3. Wenn die im Rechtsbeschwerdeverfahren vorgetragene Behauptung der Antragstellerin zutreffen sollte, bei der Neuwahl des Betriebsrats am 16. März 1987 sei die Gruppe der zwei Angestellten wiederum mit der Begründung nicht berücksichtigt worden, sie könne keinen wirksamen Wahlvorschlag einreichen, bleibt dadurch das Rechtsschutzinteresse der Antragstellern für das vorliegende Verfahren nicht erhalten. Denn deren Antrag bezieht sich allein auf die Anfechtbarkeit der Wahl von 1984. Die Rechtmäßigkeit des Wahlverfahrens von 1987 kann nur in einem gesonderten Beschlußverfahren geltend gemacht werden. In diesem Verfahren könnte gegebenenfalls ein neben dem den konkreten Vorgang betreffenden Antrag im Wege der Antragshäufung ein weiterer, allgemein gehaltener Antrag gestellt werden, der geeignet ist, die hinter dem konkreten Vorgang stehende betriebsverfassungsrechtliche Streitfrage unabhängig von der zwischenzeitlich verstrichenen Zeit generell zu klären. Allerdings bedarf es insoweit eines besonderen Rechtsschutzbedürfnisses (vgl. BAGE 39, 259, 267, 268).

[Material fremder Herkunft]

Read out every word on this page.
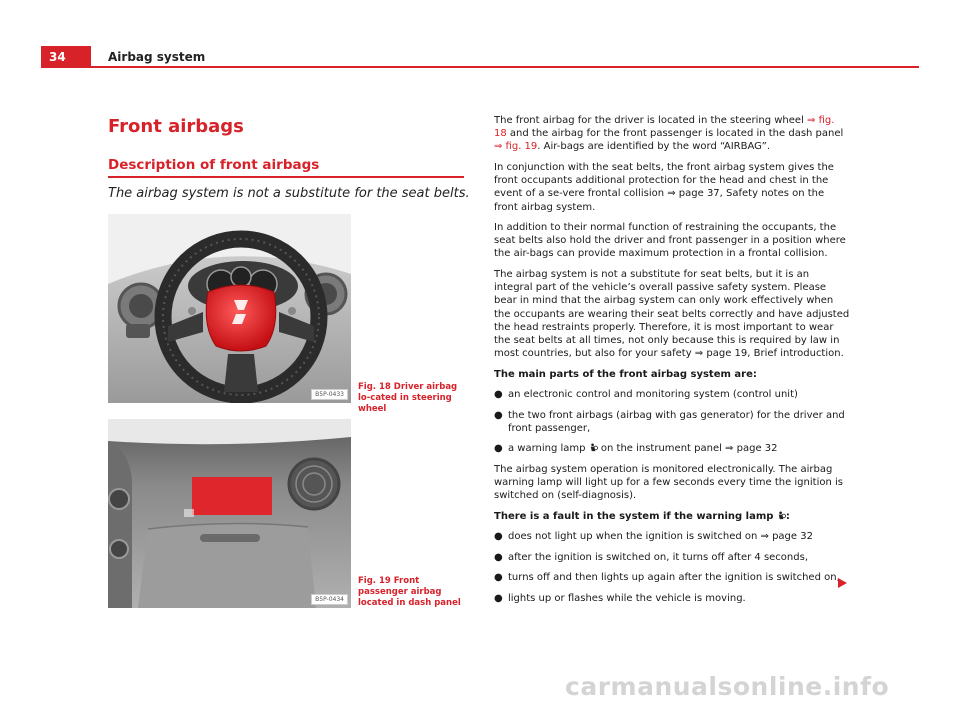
34	Airbag system
Front airbags
Description of front airbags

The airbag system is not a substitute for the seat belts.

B5P-0433
Fig. 18 Driver airbag lo-cated in steering wheel
B5P-0434
Fig. 19 Front passenger airbag located in dash panel

The front airbag for the driver is located in the steering wheel ⇒ fig. 18 and the airbag for the front passenger is located in the dash panel ⇒ fig. 19. Air-bags are identified by the word “AIRBAG”.

In conjunction with the seat belts, the front airbag system gives the front occupants additional protection for the head and chest in the event of a se-vere frontal collision ⇒ page 37, Safety notes on the front airbag system.

In addition to their normal function of restraining the occupants, the seat belts also hold the driver and front passenger in a position where the air-bags can provide maximum protection in a frontal collision.

The airbag system is not a substitute for seat belts, but it is an integral part of the vehicle’s overall passive safety system. Please bear in mind that the airbag system can only work effectively when the occupants are wearing their seat belts correctly and have adjusted the head restraints properly. Therefore, it is most important to wear the seat belts at all times, not only because this is required by law in most countries, but also for your safety ⇒ page 19, Brief introduction.

The main parts of the front airbag system are:

● an electronic control and monitoring system (control unit)
● the two front airbags (airbag with gas generator) for the driver and front passenger,
● a warning lamp  on the instrument panel ⇒ page 32

The airbag system operation is monitored electronically. The airbag warning lamp will light up for a few seconds every time the ignition is switched on (self-diagnosis).

There is a fault in the system if the warning lamp :

● does not light up when the ignition is switched on ⇒ page 32
● after the ignition is switched on, it turns off after 4 seconds,
● turns off and then lights up again after the ignition is switched on,
● lights up or flashes while the vehicle is moving.
carmanualsonline.info
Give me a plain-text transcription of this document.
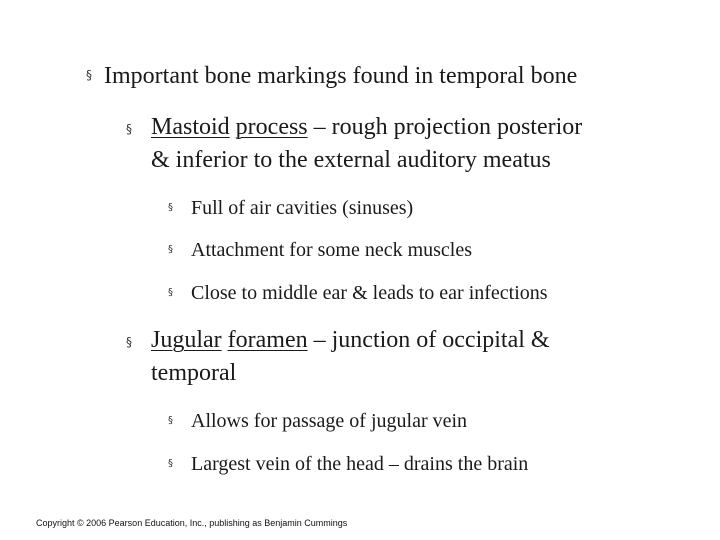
§ Important bone markings found in temporal bone
§ Mastoid process – rough projection posterior
& inferior to the external auditory meatus
§ Full of air cavities (sinuses)
§ Attachment for some neck muscles
§ Close to middle ear & leads to ear infections
§ Jugular foramen – junction of occipital &
temporal
§ Allows for passage of jugular vein
§ Largest vein of the head – drains the brain
Copyright © 2006 Pearson Education, Inc., publishing as Benjamin Cummings
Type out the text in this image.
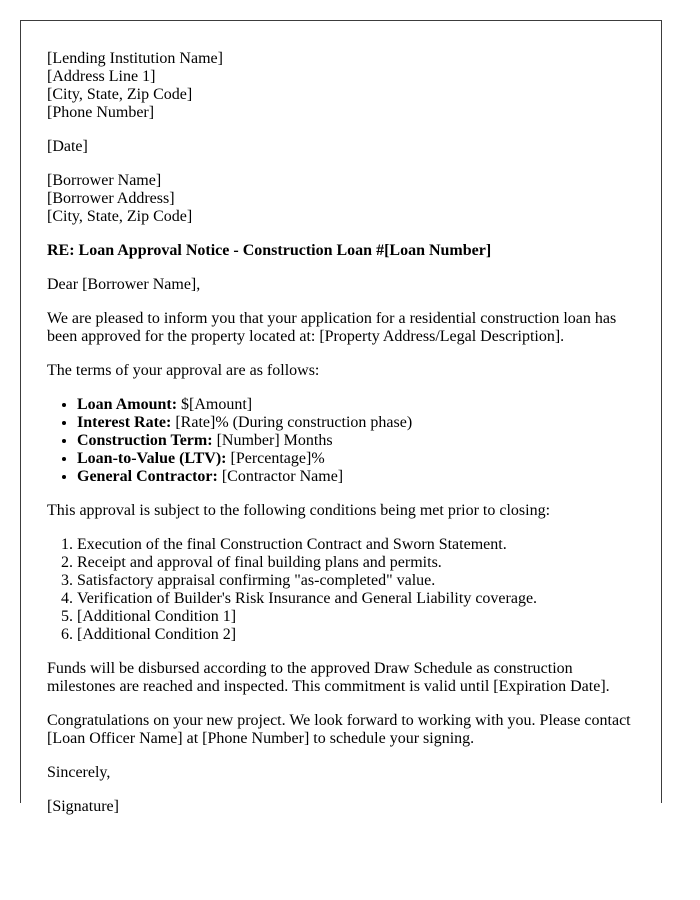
[Lending Institution Name]
[Address Line 1]
[City, State, Zip Code]
[Phone Number]

[Date]

[Borrower Name]
[Borrower Address]
[City, State, Zip Code]

RE: Loan Approval Notice - Construction Loan #[Loan Number]

Dear [Borrower Name],

We are pleased to inform you that your application for a residential construction loan has been approved for the property located at: [Property Address/Legal Description].

The terms of your approval are as follows:

• Loan Amount: $[Amount]
• Interest Rate: [Rate]% (During construction phase)
• Construction Term: [Number] Months
• Loan-to-Value (LTV): [Percentage]%
• General Contractor: [Contractor Name]

This approval is subject to the following conditions being met prior to closing:

1. Execution of the final Construction Contract and Sworn Statement.
2. Receipt and approval of final building plans and permits.
3. Satisfactory appraisal confirming "as-completed" value.
4. Verification of Builder's Risk Insurance and General Liability coverage.
5. [Additional Condition 1]
6. [Additional Condition 2]

Funds will be disbursed according to the approved Draw Schedule as construction milestones are reached and inspected. This commitment is valid until [Expiration Date].

Congratulations on your new project. We look forward to working with you. Please contact [Loan Officer Name] at [Phone Number] to schedule your signing.

Sincerely,

[Signature]
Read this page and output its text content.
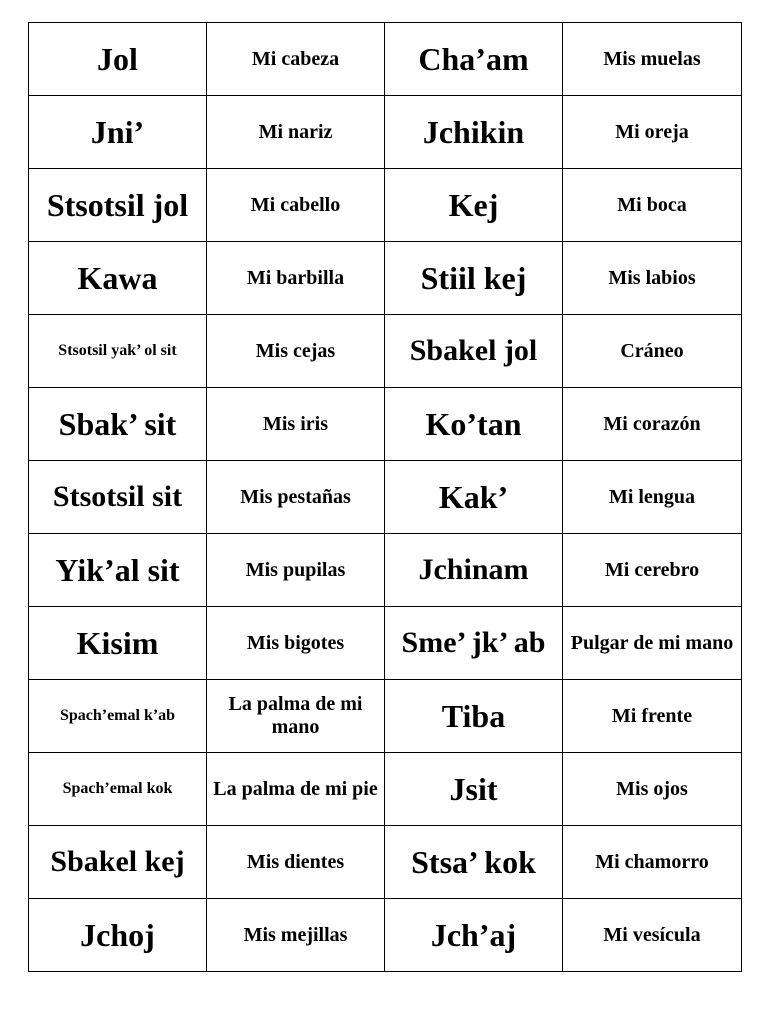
Jol	Mi cabeza	Cha’am	Mis muelas
Jni’	Mi nariz	Jchikin	Mi oreja
Stsotsil jol	Mi cabello	Kej	Mi boca
Kawa	Mi barbilla	Stiil kej	Mis labios
Stsotsil yak’ ol sit	Mis cejas	Sbakel jol	Cráneo
Sbak’ sit	Mis iris	Ko’tan	Mi corazón
Stsotsil sit	Mis pestañas	Kak’	Mi lengua
Yik’al sit	Mis pupilas	Jchinam	Mi cerebro
Kisim	Mis bigotes	Sme’ jk’ ab	Pulgar de mi mano
Spach’emal k’ab	La palma de mi mano	Tiba	Mi frente
Spach’emal kok	La palma de mi pie	Jsit	Mis ojos
Sbakel kej	Mis dientes	Stsa’ kok	Mi chamorro
Jchoj	Mis mejillas	Jch’aj	Mi vesícula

4. Da die Antragstellerin aus der veränderten Tatsachenlage keine prozessualen Konsequenzen gezogen hat und anstelle der gebotenen Erledigungserklärung nach den §§ 95, 83 a Abs. 1 und 2 ArbGG ihren ursprünglichen Antrag aufrechterhalten hat, war der unzulässig gewordene Antrag unter Aufhebung der vorinstanzlichen Entscheidungen abzuweisen, ohne daß der Senat zu den von den Beteiligten erörterten materiellen Rechtsfragen Stellung zu nehmen hat.